The section opens with chapters on types of water — the fundamental question of what may and may not be used for purification. An-Nasai's treatment is more granular than that of al-Bukhari or Muslim: he collects hadiths on the purifying property of sea water, water in which a dog has drunk (and the command to wash the vessel seven times, one with earth), water left overnight in a vessel, and the threshold at which a body of water becomes too contaminated to use for purification (the famous two qullah hadith, which an-Nasai grades and discusses in more detail than most other compilers).
The wudu chapters are organized with an-Nasai's characteristic attention to the internal consistency of narrations. He notes when a narrator transmits a hadith in a way that differs slightly from another reliable narrator's version of the same event — and rather than simply choosing one, he often presents both and comments on which is more strongly supported. This comparative approach is one of the hallmarks of his methodology and is particularly evident in the wudu section, where he records multiple accounts of the Prophet performing wudu from different Companions who observed on different occasions.
The chapters on wiping over leather socks (masah ala al-khuffayn) are among the most detailed in any collection.
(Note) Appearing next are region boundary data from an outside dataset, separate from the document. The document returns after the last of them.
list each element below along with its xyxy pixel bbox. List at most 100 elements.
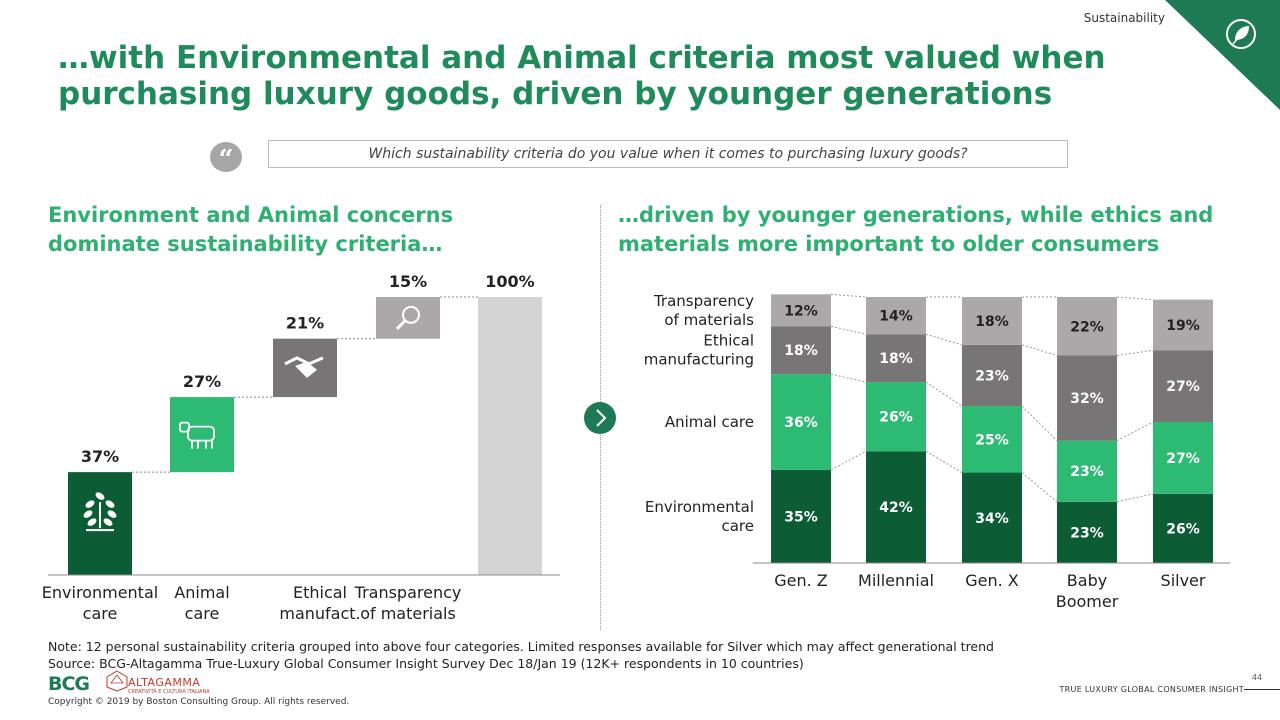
- stacked-segment: [866, 334, 926, 383]
- altagamma-logo: ALTAGAMMA: [128, 676, 201, 689]
- copyright: Copyright © 2019 by Boston Consulting Gr…: [48, 697, 350, 707]
- stacked-segment: [1153, 350, 1213, 423]
- source-text: Source: BCG-Altagamma True-Luxury Global…: [48, 656, 804, 671]
- left-subhead: Environment and Animal concerns dominate…: [48, 203, 454, 256]
- series-label: Transparency: [653, 292, 754, 310]
- series-label: Animal care: [665, 413, 754, 431]
- segment-label: 19%: [1166, 318, 1200, 334]
- page-number: 44: [1251, 673, 1262, 682]
- corner-banner: [1165, 0, 1280, 110]
- segment-label: 12%: [784, 303, 818, 319]
- waterfall-chart: 37% 27% 21% 15% 100% Environmental care Animal c…: [42, 272, 560, 623]
- section-tag: Sustainability: [1083, 11, 1165, 25]
- leaf-icon: [1226, 19, 1256, 49]
- connector-line: [1116, 349, 1154, 357]
- connector-line: [925, 450, 963, 473]
- category-label: Environmental: [42, 583, 158, 602]
- category-label: manufact.: [279, 604, 360, 623]
- altagamma-tagline: CREATIVITÀ E CULTURA ITALIANA: [128, 689, 210, 695]
- segment-label: 23%: [975, 368, 1009, 384]
- magnifier-handle: [395, 319, 407, 330]
- category-label: Boomer: [1056, 592, 1119, 611]
- segment-label: 25%: [975, 432, 1009, 448]
- plant-leaf: [95, 492, 105, 500]
- right-subhead: …driven by younger generations, while et…: [618, 203, 1214, 256]
- segment-label: 26%: [879, 410, 913, 426]
- magnifier-icon: [395, 305, 420, 330]
- stacked-segment: [1057, 440, 1117, 502]
- category-label: care: [185, 604, 220, 623]
- stacked-segment: [962, 472, 1022, 563]
- stacked-segment: [1057, 355, 1117, 441]
- stacked-segment: [1057, 297, 1117, 356]
- series-label: of materials: [664, 311, 754, 329]
- connector-line: [925, 333, 963, 346]
- category-label: Gen. X: [965, 571, 1019, 590]
- segment-label: 42%: [879, 500, 913, 516]
- category-label: care: [83, 604, 118, 623]
- footer-rule: [1244, 689, 1280, 690]
- connector-line: [830, 450, 867, 471]
- segment-label: 34%: [975, 511, 1009, 527]
- plant-leaf: [87, 518, 97, 526]
- stacked-segment: [771, 326, 831, 375]
- series-label: care: [721, 517, 754, 535]
- stacked-segment: [866, 297, 926, 335]
- category-label: Gen. Z: [774, 571, 828, 590]
- connector-line: [1116, 296, 1154, 301]
- connector-line: [830, 373, 867, 383]
- page-title: …with Environmental and Animal criteria …: [58, 40, 1106, 112]
- magnifier-lens: [402, 305, 420, 324]
- stacked-segment: [771, 469, 831, 563]
- altagamma-logo-icon: [106, 670, 128, 692]
- value-label: 37%: [81, 447, 119, 466]
- stacked-segment: [1153, 422, 1213, 494]
- segment-label: 32%: [1070, 391, 1104, 407]
- footer-report-name: TRUE LUXURY GLOBAL CONSUMER INSIGHT: [1059, 685, 1244, 694]
- series-label: Environmental: [645, 498, 754, 516]
- plant-leaf: [107, 510, 117, 518]
- category-label: Ethical: [293, 583, 347, 602]
- waterfall-bar: [170, 397, 234, 473]
- stacked-segment: [962, 344, 1022, 407]
- category-label: Transparency: [354, 583, 462, 602]
- note-text: Note: 12 personal sustainability criteri…: [48, 639, 994, 654]
- value-label: 15%: [389, 272, 427, 291]
- stacked-segment: [771, 374, 831, 470]
- category-label: Baby: [1067, 571, 1107, 590]
- category-label: Millennial: [858, 571, 934, 590]
- connector-line: [1116, 493, 1154, 503]
- question-box: [268, 140, 1068, 168]
- segment-label: 36%: [784, 415, 818, 431]
- value-label: 100%: [485, 272, 534, 291]
- series-label: Ethical: [703, 332, 754, 350]
- connector-line: [830, 293, 867, 298]
- stacked-segment: [1153, 299, 1213, 351]
- value-label: 27%: [183, 372, 221, 391]
- segment-label: 27%: [1166, 451, 1200, 467]
- stacked-segment: [771, 294, 831, 327]
- plant-leaf: [85, 500, 95, 508]
- plant-leaf: [103, 518, 113, 526]
- segment-label: 27%: [1166, 379, 1200, 395]
- footnote: Note: 12 personal sustainability criteri…: [48, 638, 994, 672]
- segment-label: 23%: [1070, 464, 1104, 480]
- cow-body: [187, 425, 215, 442]
- category-label: Silver: [1161, 571, 1206, 590]
- cow-head: [179, 421, 190, 433]
- category-label: of materials: [360, 604, 456, 623]
- segment-label: 18%: [975, 314, 1009, 330]
- connector-line: [1021, 405, 1058, 441]
- plant-leaf: [83, 510, 93, 518]
- stacked-segment: [1057, 501, 1117, 563]
- next-arrow-button[interactable]: [584, 402, 616, 434]
- handshake-icon: [284, 356, 324, 378]
- connector-line: [925, 381, 963, 407]
- waterfall-bar: [478, 297, 542, 575]
- waterfall-bar: [376, 297, 440, 339]
- connector-line: [1021, 472, 1058, 503]
- segment-label: 26%: [1166, 521, 1200, 537]
- handshake-arms: [284, 356, 324, 366]
- connector-line: [1116, 421, 1154, 442]
- series-label: manufacturing: [644, 351, 754, 369]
An-Nasai records the various time limits cited for travelers versus residents, the conditions a sock must meet to be suitable for wiping rather than washing, and hadiths from multiple Companions who testified they saw the Prophet wipe over his socks. He grades each chain and notes where narrators disagree, providing the material for jurists to construct their arguments about the scope and conditions of this concession.
The ghusl section covers not only the obligations of the full ritual bath but several hadiths on the manner in which the Prophet performed ghusl, recorded by his wives. The variant accounts of whether the Prophet began his ghusl with wudu and in what order he washed different parts of his body are presented alongside one another, allowing scholars to understand that the specific sequence may have varied by occasion while the essential elements remained constant.
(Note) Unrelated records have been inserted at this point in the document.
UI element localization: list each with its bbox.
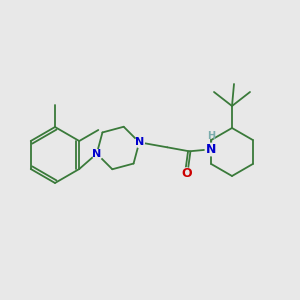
Text: O: O [181,167,192,180]
Text: H: H [207,131,215,141]
Text: N: N [92,149,101,159]
Text: N: N [135,137,144,147]
Text: N: N [206,143,216,156]
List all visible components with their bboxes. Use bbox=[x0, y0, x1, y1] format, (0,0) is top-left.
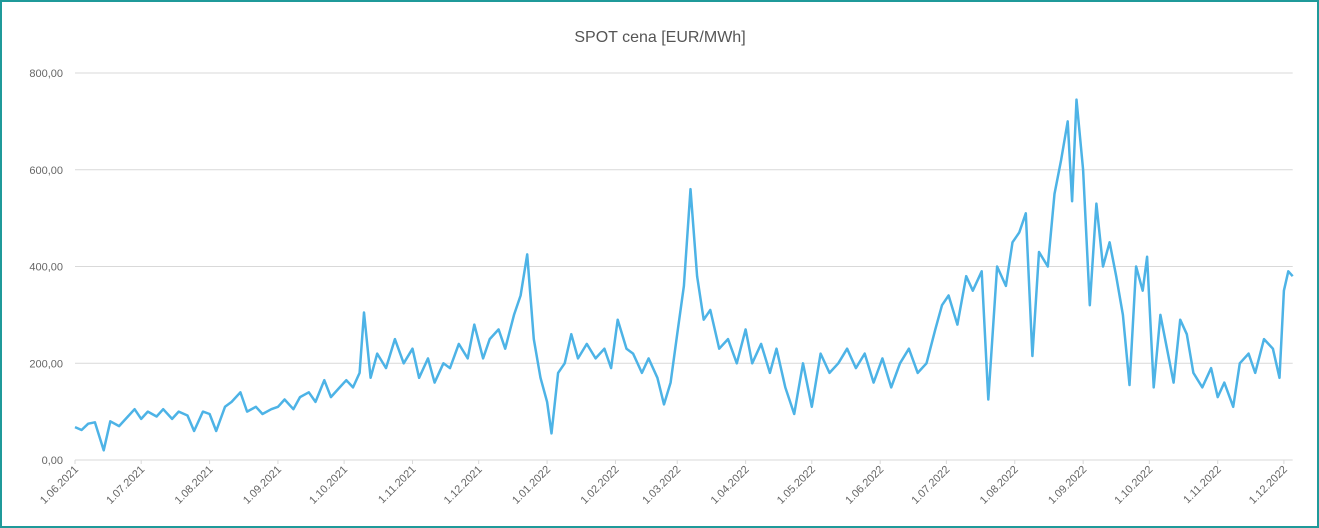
data-line bbox=[74, 98, 1294, 452]
y-tick-label: 400,00 bbox=[29, 262, 63, 274]
y-tick-label: 0,00 bbox=[42, 455, 63, 467]
y-tick-label: 200,00 bbox=[29, 358, 63, 370]
y-tick-label: 800,00 bbox=[29, 68, 63, 80]
chart-title: SPOT cena [EUR/MWh] bbox=[574, 29, 745, 46]
y-tick-label: 600,00 bbox=[29, 165, 63, 177]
An-Nasai's treatment of menstruation and post-natal bleeding (nifas) is particularly valuable because he covers disputed sub-questions that are left ambiguous in shorter collections: the minimum and maximum duration of each state, the hadiths that bear on irregular bleeding (istihada), and the specific narrations that describe how the Prophet guided individual women dealing with irregular bleeding through precise practical instructions. These chapters became primary sources for the complex fiqh of women's purity in all four madhabs.
The overall effect of an-Nasai's Kitab at-Taharah is of a scholar who approached the topic not just as a collector of narrations but as a critic who understood that the precise wording of a hadith, the identity of its narrator, and its relationship to other narrations on the same question were all data points in building reliable legal knowledge. Students of Islamic purity law find this section indispensable as both a hadith reference and a model of critical methodology.